"Private sector banks have performed well on the margin front. Higher yield on advances and lower cost of funds on the back of growth in low-cost deposits allowed these banks to improve their margins," said an analyst with a local brokerage.
While the industry credit growth during the last financial year was estimated at 14.1 per cent, HDFC Bank's net advances increased by 22.7 per cent. Axis Bank reported 16 per cent growth while ICICI Bank's advances increased by 14 per cent, year-on-year.
According to bankers and industry analysts, the growth in private banks' credit portfolio was driven by higher demand for retail loans. Axis Bank, for instance, improved the share of retail loans in total advances to 27 per cent at the end of March 2013 from 22 per cent a year ago. The bank reported 44 per cent rise in retail loans in 2012-13. The asset quality of top private banks has remained stable despite the uncertain economic environment.
"On the asset quality front, HDFC Bank reported healthy performance, as its gross and net non-performing asset levels, on an absolute basis, came down sequentially by four per cent each," said Vaibhav Agrawal, vice-president of research (banking) at Angel Broking. Better asset quality allowed both HDFC Bank and ICICI Bank to cut provisions during the quarter. "ICICI Bank's asset quality has been holding fairly well over the past few quarters and we expect it to continue," said Gautam Sinha Roy, vice-president of equities at Motilal Oswal Securities.

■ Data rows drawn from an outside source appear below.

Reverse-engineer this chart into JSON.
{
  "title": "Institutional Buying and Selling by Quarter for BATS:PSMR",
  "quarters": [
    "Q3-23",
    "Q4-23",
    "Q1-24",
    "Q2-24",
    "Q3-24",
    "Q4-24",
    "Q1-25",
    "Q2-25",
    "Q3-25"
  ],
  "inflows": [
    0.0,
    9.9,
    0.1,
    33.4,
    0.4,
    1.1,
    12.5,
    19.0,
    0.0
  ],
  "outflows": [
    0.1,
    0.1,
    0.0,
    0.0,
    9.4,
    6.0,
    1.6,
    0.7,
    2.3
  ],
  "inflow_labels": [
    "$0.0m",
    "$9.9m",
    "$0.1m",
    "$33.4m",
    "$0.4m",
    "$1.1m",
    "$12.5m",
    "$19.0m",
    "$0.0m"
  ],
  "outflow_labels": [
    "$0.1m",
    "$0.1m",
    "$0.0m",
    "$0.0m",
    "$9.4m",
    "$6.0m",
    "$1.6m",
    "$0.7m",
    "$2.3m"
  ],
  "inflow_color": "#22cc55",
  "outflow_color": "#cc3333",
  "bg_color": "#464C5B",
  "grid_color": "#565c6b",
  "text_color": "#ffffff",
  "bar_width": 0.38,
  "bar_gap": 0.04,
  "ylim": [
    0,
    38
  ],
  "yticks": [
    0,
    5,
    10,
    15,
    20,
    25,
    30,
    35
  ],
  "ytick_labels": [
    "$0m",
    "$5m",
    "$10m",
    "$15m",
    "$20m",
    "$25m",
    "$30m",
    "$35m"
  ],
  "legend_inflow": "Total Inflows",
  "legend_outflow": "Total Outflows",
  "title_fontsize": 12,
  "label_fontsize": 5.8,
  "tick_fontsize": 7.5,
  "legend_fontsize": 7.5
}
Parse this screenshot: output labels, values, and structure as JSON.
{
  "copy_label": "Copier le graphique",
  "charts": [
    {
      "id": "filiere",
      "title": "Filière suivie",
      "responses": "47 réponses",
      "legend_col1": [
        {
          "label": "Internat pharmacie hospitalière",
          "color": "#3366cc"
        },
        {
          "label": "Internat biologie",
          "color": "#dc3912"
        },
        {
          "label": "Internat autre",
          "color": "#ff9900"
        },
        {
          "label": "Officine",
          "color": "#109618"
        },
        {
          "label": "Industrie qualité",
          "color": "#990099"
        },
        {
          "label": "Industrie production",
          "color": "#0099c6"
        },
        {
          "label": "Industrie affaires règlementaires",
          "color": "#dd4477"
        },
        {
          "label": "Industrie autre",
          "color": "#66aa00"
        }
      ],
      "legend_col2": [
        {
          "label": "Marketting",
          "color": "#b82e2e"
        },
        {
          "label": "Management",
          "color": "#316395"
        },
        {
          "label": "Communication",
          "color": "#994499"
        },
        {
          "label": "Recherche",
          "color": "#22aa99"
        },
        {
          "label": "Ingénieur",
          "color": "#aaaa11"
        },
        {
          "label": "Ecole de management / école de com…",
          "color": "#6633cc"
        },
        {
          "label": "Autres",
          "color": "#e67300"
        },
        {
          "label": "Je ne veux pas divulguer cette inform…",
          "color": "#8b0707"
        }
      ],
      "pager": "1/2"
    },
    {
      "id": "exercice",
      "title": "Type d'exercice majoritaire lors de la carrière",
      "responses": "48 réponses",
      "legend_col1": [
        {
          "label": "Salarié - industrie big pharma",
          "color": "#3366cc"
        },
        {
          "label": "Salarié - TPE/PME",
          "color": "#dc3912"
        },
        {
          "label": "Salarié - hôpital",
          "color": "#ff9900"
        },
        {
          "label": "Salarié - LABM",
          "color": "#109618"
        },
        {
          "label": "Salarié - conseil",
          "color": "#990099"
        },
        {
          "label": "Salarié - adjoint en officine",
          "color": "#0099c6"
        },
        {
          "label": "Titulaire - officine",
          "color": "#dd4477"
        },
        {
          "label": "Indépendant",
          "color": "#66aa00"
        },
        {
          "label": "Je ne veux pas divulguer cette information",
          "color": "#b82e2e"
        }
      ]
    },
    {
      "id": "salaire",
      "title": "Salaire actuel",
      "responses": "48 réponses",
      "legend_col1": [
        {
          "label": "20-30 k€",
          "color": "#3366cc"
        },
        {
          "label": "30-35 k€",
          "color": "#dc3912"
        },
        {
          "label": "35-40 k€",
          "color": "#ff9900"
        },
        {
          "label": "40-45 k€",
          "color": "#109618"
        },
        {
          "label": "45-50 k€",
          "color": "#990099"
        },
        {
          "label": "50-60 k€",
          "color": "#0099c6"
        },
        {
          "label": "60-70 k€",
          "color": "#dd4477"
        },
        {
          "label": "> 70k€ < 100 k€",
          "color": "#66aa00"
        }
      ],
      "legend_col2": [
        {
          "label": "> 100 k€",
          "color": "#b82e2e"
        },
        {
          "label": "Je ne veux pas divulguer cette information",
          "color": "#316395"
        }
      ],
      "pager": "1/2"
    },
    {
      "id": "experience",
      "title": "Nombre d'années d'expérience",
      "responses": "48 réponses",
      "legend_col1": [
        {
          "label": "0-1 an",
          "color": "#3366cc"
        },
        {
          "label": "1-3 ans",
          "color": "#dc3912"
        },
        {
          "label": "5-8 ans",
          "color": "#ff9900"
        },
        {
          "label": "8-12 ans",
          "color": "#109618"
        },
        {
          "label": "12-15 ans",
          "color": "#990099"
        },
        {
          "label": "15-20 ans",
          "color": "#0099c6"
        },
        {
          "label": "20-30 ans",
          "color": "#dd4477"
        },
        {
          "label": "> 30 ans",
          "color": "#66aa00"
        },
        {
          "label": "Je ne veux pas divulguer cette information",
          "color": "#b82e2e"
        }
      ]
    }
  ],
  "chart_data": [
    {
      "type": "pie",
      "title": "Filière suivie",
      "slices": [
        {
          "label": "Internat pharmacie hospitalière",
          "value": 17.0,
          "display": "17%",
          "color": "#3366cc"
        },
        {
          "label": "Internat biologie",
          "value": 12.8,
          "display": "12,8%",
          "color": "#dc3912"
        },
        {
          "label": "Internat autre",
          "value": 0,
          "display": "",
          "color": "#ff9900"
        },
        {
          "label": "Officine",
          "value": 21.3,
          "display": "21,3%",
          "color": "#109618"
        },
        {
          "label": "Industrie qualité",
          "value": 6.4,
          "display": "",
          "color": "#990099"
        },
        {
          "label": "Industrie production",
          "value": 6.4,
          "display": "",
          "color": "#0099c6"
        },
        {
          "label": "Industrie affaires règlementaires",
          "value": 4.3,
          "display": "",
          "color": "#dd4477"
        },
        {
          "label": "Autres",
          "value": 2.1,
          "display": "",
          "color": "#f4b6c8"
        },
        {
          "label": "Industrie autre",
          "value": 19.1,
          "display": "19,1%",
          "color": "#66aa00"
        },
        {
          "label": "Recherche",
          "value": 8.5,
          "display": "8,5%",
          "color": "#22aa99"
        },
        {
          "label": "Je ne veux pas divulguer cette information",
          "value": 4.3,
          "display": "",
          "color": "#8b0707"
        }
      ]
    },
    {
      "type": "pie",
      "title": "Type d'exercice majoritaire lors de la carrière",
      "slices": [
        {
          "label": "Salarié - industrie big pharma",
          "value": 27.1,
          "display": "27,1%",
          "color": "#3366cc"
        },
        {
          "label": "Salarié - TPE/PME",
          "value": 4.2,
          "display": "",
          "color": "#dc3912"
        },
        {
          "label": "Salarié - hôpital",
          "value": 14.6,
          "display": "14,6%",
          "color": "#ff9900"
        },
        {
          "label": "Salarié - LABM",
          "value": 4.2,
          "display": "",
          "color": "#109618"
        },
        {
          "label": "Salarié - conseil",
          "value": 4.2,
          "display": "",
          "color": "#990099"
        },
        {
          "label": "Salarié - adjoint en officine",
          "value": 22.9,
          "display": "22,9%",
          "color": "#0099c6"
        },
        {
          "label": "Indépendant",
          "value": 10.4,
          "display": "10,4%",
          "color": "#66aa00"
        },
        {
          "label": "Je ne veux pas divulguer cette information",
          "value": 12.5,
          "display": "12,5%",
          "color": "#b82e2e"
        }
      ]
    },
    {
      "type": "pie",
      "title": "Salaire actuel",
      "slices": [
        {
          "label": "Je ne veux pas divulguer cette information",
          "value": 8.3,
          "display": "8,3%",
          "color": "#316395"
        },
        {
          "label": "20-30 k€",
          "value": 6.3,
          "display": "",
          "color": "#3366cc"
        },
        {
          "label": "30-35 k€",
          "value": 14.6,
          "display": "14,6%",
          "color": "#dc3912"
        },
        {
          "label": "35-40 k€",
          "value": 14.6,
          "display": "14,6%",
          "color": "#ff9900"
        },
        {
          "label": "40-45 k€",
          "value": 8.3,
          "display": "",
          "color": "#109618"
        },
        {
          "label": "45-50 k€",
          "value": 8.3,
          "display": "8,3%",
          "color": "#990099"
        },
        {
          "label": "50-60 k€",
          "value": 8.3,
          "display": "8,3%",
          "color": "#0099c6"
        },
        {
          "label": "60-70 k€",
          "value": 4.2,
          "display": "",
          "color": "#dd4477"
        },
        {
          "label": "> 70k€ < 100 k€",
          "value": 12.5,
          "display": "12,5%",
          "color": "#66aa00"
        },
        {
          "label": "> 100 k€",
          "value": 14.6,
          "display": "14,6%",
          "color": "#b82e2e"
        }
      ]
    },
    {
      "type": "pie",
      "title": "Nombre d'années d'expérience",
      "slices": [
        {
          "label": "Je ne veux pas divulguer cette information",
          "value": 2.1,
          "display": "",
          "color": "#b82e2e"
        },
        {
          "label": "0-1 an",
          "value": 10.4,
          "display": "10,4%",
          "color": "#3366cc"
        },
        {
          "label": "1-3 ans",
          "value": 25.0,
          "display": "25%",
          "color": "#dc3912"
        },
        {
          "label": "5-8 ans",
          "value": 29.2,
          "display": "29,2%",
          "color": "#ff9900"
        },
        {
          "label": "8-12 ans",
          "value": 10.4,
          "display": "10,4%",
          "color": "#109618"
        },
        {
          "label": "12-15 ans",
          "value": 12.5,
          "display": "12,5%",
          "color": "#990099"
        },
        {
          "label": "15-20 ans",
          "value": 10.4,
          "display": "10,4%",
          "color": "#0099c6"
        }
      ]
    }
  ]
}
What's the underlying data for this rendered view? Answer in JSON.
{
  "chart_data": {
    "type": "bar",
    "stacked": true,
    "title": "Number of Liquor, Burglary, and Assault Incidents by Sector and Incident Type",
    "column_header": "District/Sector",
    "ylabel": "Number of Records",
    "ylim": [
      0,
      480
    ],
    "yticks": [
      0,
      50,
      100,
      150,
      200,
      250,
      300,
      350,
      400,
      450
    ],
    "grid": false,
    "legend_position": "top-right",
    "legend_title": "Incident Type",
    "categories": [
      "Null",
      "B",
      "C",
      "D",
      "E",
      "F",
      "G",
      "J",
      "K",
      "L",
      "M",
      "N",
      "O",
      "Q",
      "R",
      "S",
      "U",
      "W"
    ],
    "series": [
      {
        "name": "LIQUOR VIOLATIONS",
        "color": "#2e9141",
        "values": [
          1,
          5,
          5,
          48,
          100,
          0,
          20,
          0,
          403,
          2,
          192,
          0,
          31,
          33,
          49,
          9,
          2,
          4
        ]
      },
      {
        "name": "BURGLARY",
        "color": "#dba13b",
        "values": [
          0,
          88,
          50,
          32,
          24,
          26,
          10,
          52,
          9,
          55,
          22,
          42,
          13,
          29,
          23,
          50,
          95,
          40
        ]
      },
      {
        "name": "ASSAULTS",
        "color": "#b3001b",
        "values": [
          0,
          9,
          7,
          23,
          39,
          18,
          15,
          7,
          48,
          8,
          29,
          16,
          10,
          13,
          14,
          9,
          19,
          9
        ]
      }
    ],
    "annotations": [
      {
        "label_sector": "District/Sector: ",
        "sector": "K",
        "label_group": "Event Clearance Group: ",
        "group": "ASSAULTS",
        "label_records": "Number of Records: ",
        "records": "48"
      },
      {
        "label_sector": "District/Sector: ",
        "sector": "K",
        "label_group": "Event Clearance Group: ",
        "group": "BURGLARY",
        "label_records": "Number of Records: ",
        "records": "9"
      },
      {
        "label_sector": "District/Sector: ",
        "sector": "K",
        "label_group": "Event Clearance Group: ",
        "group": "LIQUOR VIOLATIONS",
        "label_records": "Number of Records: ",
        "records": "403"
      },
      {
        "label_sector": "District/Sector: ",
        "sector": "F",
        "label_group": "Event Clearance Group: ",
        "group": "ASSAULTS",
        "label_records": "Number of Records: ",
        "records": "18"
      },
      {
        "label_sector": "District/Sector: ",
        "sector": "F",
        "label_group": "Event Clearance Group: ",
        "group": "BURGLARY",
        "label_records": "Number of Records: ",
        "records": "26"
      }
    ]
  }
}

According to market participants, private sector banks are likely to outperform their state-run rivals with better earnings growth in the fourth quarter as improved margin, stable asset quality and rise in interest income led to strong growth in private lenders' profit after tax.
Analysts also noted change in actuarial assumption may lead to higher employee expenses for state-run banks, restricting the growth in the profit.
While fee income growth of most private lenders was muted during the quarter, public sector banks are not expected to perform any better due to slowdown in corporate banking fees.
However, most analysts fee that the recent rise in private banks' shares are likely to cap further gains in these stocks. "Some of the positives were already factored in the stock prices. We do not expect significant re-rating to happen as valuations have become a bit expensive. We will wait for public sector banks' earnings performance before re-rating private banks' shares," said Hatim Broachwala, analyst with Karvy Stock Broking.